Hence, even in the case where the loop contains the nonlinear elements the additional terms (which are the result of overapproximation introduced by nonlinear operations) will have negligible values, and the output will converge to its finite value. To free the memory of unnecessary variables, the authors in [28] propose the (cleanup) method. Concretely, all terms under some user specified value are replaced with only two symbols, the one representing the sum of all terms with a positive and the other with a negative sign. In this way the safe inclusion of the result is kept, and the number of terms is drastically decreased.

Table 5 summarizes the simulation times necessary for all designs in the case where AAF+A assertions were included into design simulation and when they were omitted. It can be noted that in the case where the assertions were satisfied, the proposed verification method generated additional simulation time, but the overhead was not high.

The simulation time of the PLL in the case where the assertion was embedded into simulation was omitted.
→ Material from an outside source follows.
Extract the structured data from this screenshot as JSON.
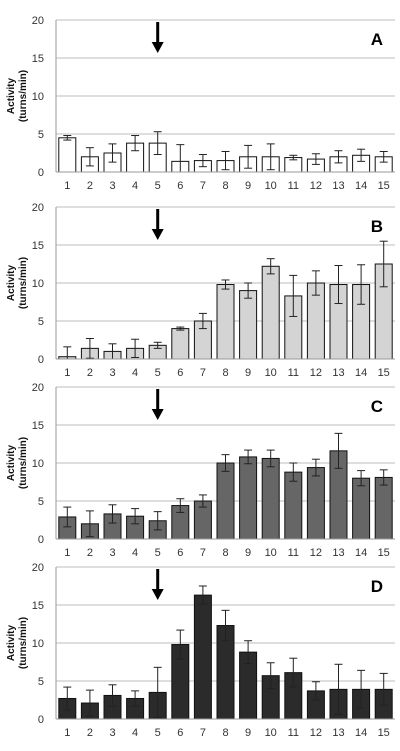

The reason lies in the fact that the assertion failed stopping the simulation process, and hence the time required for simulation was much lower than for the case in which the assertion was not included.

6. Conclusion and Future Work

This work introduces a methodology that enables verification of analog/mixed-signal systems including deviations. The verification method is combined with symbolic simulation which generates the worst case dependable response adding deviations to a system model and modeling them as ranges. Since the generated output behaviour contains all possible traces for the considered parameter set the proposed assertion-based technology can provide formal verification result using simulation-based techniques. The assertions use Affine Arithmetic to model allowed or forbidden areas of typical system properties as ranges. The specified ranges are further combined with Boolean logic, frequency operators, and temporal logic which allows us to verify the system behaviour in time, but also in the frequency domain. The assertions are embedded into simulation, and as soon as the assertion violation is detected, the simulation run is stopped, and information about the assertion harm is reported.

Overapproximation is a challenge that can become a problem for strongly nonlinear systems. The first step to deal with this problem was proposed in [28] and found its applicability in the systems containing the loops. The further step towards the problem solution is to modify Affine Arithmetic in the way that we keep the second order terms in symbolic representation and in this way that we reduce overapproximation.

Furthermore, the AAF+A assertions (Table 2) will be extended from rather formal operators to libraries of application-specific properties that are close to requirement specifications found in various application domains. Also, the method up to now verifies the system against the specifications for which time and frequency requirements must be known in advanced. One interesting direction in the future would be to extend the method to extract the information about lower and upper bounds of time or frequency for which the system behaviour is still desirable under the considered set of deviated parameters.

Acknowledgment

This work has been funded by the Vienna Science and Technology Fund (WWTF) through Project ICT08_012.